Leave the property during viewings if at all possible. Buyers feel more comfortable asking questions, spending time in rooms, and being honest with their agent when the owner isn't present. An agent who knows the property well will represent it more effectively without you there.
Brief your agent on the genuine selling points: the south-facing garden, the recent boiler, the good school catchment, the quiet road. These won't be in the listing description and your agent can't mention them if they don't know about them.
Keep the property in viewing condition throughout the marketing period. A property that photographs brilliantly but arrives at viewing day looking lived-in creates disappointment rather than the confirmation of a positive first impression.
The Pricing Connection
All of the above makes a correctly priced property more compelling and more likely to generate competing offers. None of it rescues an overpriced one.
Preparation widens your pool of buyers and increases the emotional pull of the property. Pricing determines whether those buyers make an offer. Both matter — but pricing is the foundation everything else rests on. Our guide to how to sell a house fast covers why the launch window is so critical and how pricing affects it. Our guide to how to prepare your house for sale gives you a more detailed pre-listing checklist including paperwork, EPC considerations, and timing.

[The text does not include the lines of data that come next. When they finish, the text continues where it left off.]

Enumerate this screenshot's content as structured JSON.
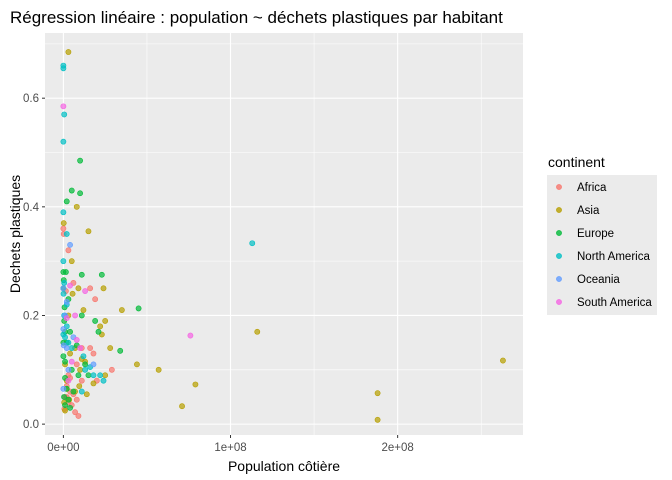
{
  "chart_data": {
    "type": "scatter",
    "title": "Régression linéaire : population ~ déchets plastiques par habitant",
    "xlabel": "Population côtière",
    "ylabel": "Dechets plastiques",
    "xlim": [
      -11000000,
      275000000
    ],
    "ylim": [
      -0.02,
      0.72
    ],
    "x_ticks": [
      0,
      100000000,
      200000000
    ],
    "x_tick_labels": [
      "0e+00",
      "1e+08",
      "2e+08"
    ],
    "y_ticks": [
      0.0,
      0.2,
      0.4,
      0.6
    ],
    "y_tick_labels": [
      "0.0",
      "0.2",
      "0.4",
      "0.6"
    ],
    "grid": true,
    "legend": {
      "title": "continent",
      "position": "right"
    },
    "series": [
      {
        "name": "Africa",
        "color": "#F8766D",
        "points": [
          [
            0,
            0.36
          ],
          [
            200000,
            0.35
          ],
          [
            3000000,
            0.32
          ],
          [
            6000000,
            0.26
          ],
          [
            16000000,
            0.25
          ],
          [
            19000000,
            0.23
          ],
          [
            11000000,
            0.14
          ],
          [
            16000000,
            0.14
          ],
          [
            18000000,
            0.13
          ],
          [
            8000000,
            0.11
          ],
          [
            29000000,
            0.1
          ],
          [
            3000000,
            0.09
          ],
          [
            11000000,
            0.08
          ],
          [
            2000000,
            0.07
          ],
          [
            4000000,
            0.06
          ],
          [
            6000000,
            0.055
          ],
          [
            1000000,
            0.05
          ],
          [
            8000000,
            0.045
          ],
          [
            3000000,
            0.04
          ],
          [
            5000000,
            0.035
          ],
          [
            600000,
            0.028
          ],
          [
            7000000,
            0.022
          ],
          [
            9000000,
            0.015
          ],
          [
            2000000,
            0.05
          ],
          [
            4000000,
            0.085
          ],
          [
            20000000,
            0.08
          ],
          [
            1500000,
            0.245
          ]
        ]
      },
      {
        "name": "Asia",
        "color": "#B79F00",
        "points": [
          [
            3000000,
            0.685
          ],
          [
            8000000,
            0.4
          ],
          [
            15000000,
            0.355
          ],
          [
            200000,
            0.37
          ],
          [
            5000000,
            0.3
          ],
          [
            9000000,
            0.25
          ],
          [
            24000000,
            0.25
          ],
          [
            35000000,
            0.21
          ],
          [
            12000000,
            0.21
          ],
          [
            25000000,
            0.19
          ],
          [
            22000000,
            0.18
          ],
          [
            23000000,
            0.165
          ],
          [
            3000000,
            0.2
          ],
          [
            7000000,
            0.14
          ],
          [
            11000000,
            0.12
          ],
          [
            13000000,
            0.115
          ],
          [
            28000000,
            0.14
          ],
          [
            44000000,
            0.11
          ],
          [
            57000000,
            0.1
          ],
          [
            79000000,
            0.073
          ],
          [
            71000000,
            0.033
          ],
          [
            116000000,
            0.17
          ],
          [
            188000000,
            0.057
          ],
          [
            188000000,
            0.008
          ],
          [
            263000000,
            0.117
          ],
          [
            18000000,
            0.075
          ],
          [
            25000000,
            0.09
          ],
          [
            10000000,
            0.1
          ],
          [
            2000000,
            0.065
          ],
          [
            7000000,
            0.06
          ],
          [
            1000000,
            0.11
          ],
          [
            4000000,
            0.13
          ],
          [
            2000000,
            0.08
          ],
          [
            500000,
            0.04
          ],
          [
            1000000,
            0.025
          ],
          [
            3500000,
            0.045
          ],
          [
            9500000,
            0.07
          ],
          [
            14000000,
            0.055
          ],
          [
            5500000,
            0.24
          ]
        ]
      },
      {
        "name": "Europe",
        "color": "#00BA38",
        "points": [
          [
            10000000,
            0.485
          ],
          [
            5000000,
            0.43
          ],
          [
            10000000,
            0.425
          ],
          [
            2000000,
            0.41
          ],
          [
            0,
            0.28
          ],
          [
            1500000,
            0.28
          ],
          [
            11000000,
            0.275
          ],
          [
            23000000,
            0.275
          ],
          [
            0,
            0.25
          ],
          [
            3000000,
            0.23
          ],
          [
            700000,
            0.215
          ],
          [
            45000000,
            0.213
          ],
          [
            500000,
            0.19
          ],
          [
            1000000,
            0.17
          ],
          [
            11000000,
            0.2
          ],
          [
            19000000,
            0.19
          ],
          [
            21000000,
            0.17
          ],
          [
            4000000,
            0.17
          ],
          [
            0,
            0.15
          ],
          [
            2000000,
            0.15
          ],
          [
            8000000,
            0.145
          ],
          [
            34000000,
            0.135
          ],
          [
            0,
            0.125
          ],
          [
            1000000,
            0.115
          ],
          [
            13000000,
            0.11
          ],
          [
            5000000,
            0.1
          ],
          [
            1000000,
            0.085
          ],
          [
            9000000,
            0.09
          ],
          [
            15000000,
            0.09
          ],
          [
            2000000,
            0.065
          ],
          [
            6000000,
            0.06
          ],
          [
            400000,
            0.05
          ],
          [
            3000000,
            0.045
          ],
          [
            1000000,
            0.035
          ],
          [
            4000000,
            0.03
          ],
          [
            200000,
            0.265
          ]
        ]
      },
      {
        "name": "North America",
        "color": "#00BFC4",
        "points": [
          [
            0,
            0.66
          ],
          [
            0,
            0.655
          ],
          [
            500000,
            0.57
          ],
          [
            0,
            0.52
          ],
          [
            0,
            0.39
          ],
          [
            2000000,
            0.35
          ],
          [
            0,
            0.3
          ],
          [
            500000,
            0.26
          ],
          [
            100000,
            0.24
          ],
          [
            2000000,
            0.22
          ],
          [
            500000,
            0.2
          ],
          [
            2000000,
            0.18
          ],
          [
            0,
            0.165
          ],
          [
            1000000,
            0.16
          ],
          [
            3000000,
            0.15
          ],
          [
            5000000,
            0.14
          ],
          [
            12000000,
            0.125
          ],
          [
            16000000,
            0.105
          ],
          [
            18000000,
            0.09
          ],
          [
            13000000,
            0.1
          ],
          [
            22000000,
            0.09
          ],
          [
            24000000,
            0.08
          ],
          [
            11000000,
            0.06
          ],
          [
            113000000,
            0.333
          ]
        ]
      },
      {
        "name": "Oceania",
        "color": "#619CFF",
        "points": [
          [
            4000000,
            0.33
          ],
          [
            0,
            0.25
          ],
          [
            2000000,
            0.225
          ],
          [
            1000000,
            0.2
          ],
          [
            0,
            0.175
          ],
          [
            18000000,
            0.11
          ],
          [
            3000000,
            0.1
          ],
          [
            0,
            0.065
          ],
          [
            200000,
            0.145
          ],
          [
            6000000,
            0.16
          ],
          [
            2000000,
            0.14
          ]
        ]
      },
      {
        "name": "South America",
        "color": "#F564E3",
        "points": [
          [
            0,
            0.585
          ],
          [
            4000000,
            0.255
          ],
          [
            13000000,
            0.245
          ],
          [
            76000000,
            0.163
          ],
          [
            7000000,
            0.2
          ],
          [
            2000000,
            0.195
          ],
          [
            10000000,
            0.14
          ],
          [
            5000000,
            0.115
          ],
          [
            3000000,
            0.08
          ],
          [
            8000000,
            0.155
          ]
        ]
      }
    ]
  }
}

Frequently Asked Questions
What makes a house more appealing to buyers?
The most impactful factors are cleanliness, decluttering, neutral presentation, good lighting, and strong first impressions both online (photography) and in person (kerb appeal and hallway). Buyers are primarily asking whether they can imagine living in the space — everything you do should make that easier to answer yes.
Does home staging actually work in the UK?
Yes. Staged properties consistently attract more viewings, spend less time on the market, and achieve stronger offers. Research suggests staged homes sell up to 32 days faster on average, and that 75% of estate agents report buyers spend more time viewing a staged property than an unstaged one.
How much should I spend on preparing my home for sale?
For most properties, £1,000–£3,000 spent on paint, deep cleaning, professional photography, minor repairs, and presentation will be well justified. Larger structural or cosmetic investments need to be evaluated against what comparable improved properties are selling for in your specific area.
Do I need to redecorate before selling?
Not necessarily. The goal is neutral and well-maintained, not new. If your décor is neutral and in good condition, a deep clean and declutter may be all that's needed. If walls are marked, scuffed, or heavily coloured, a fresh coat of neutral paint makes a significant difference for a modest cost.
Should I be present during house viewings?
Generally no. Buyers feel more comfortable viewing and asking questions when sellers aren't present. Brief your agent thoroughly on the property's selling points and let them conduct viewings without you. If you're conducting viewings yourself without an agent, be welcoming but give buyers space to move around and talk freely.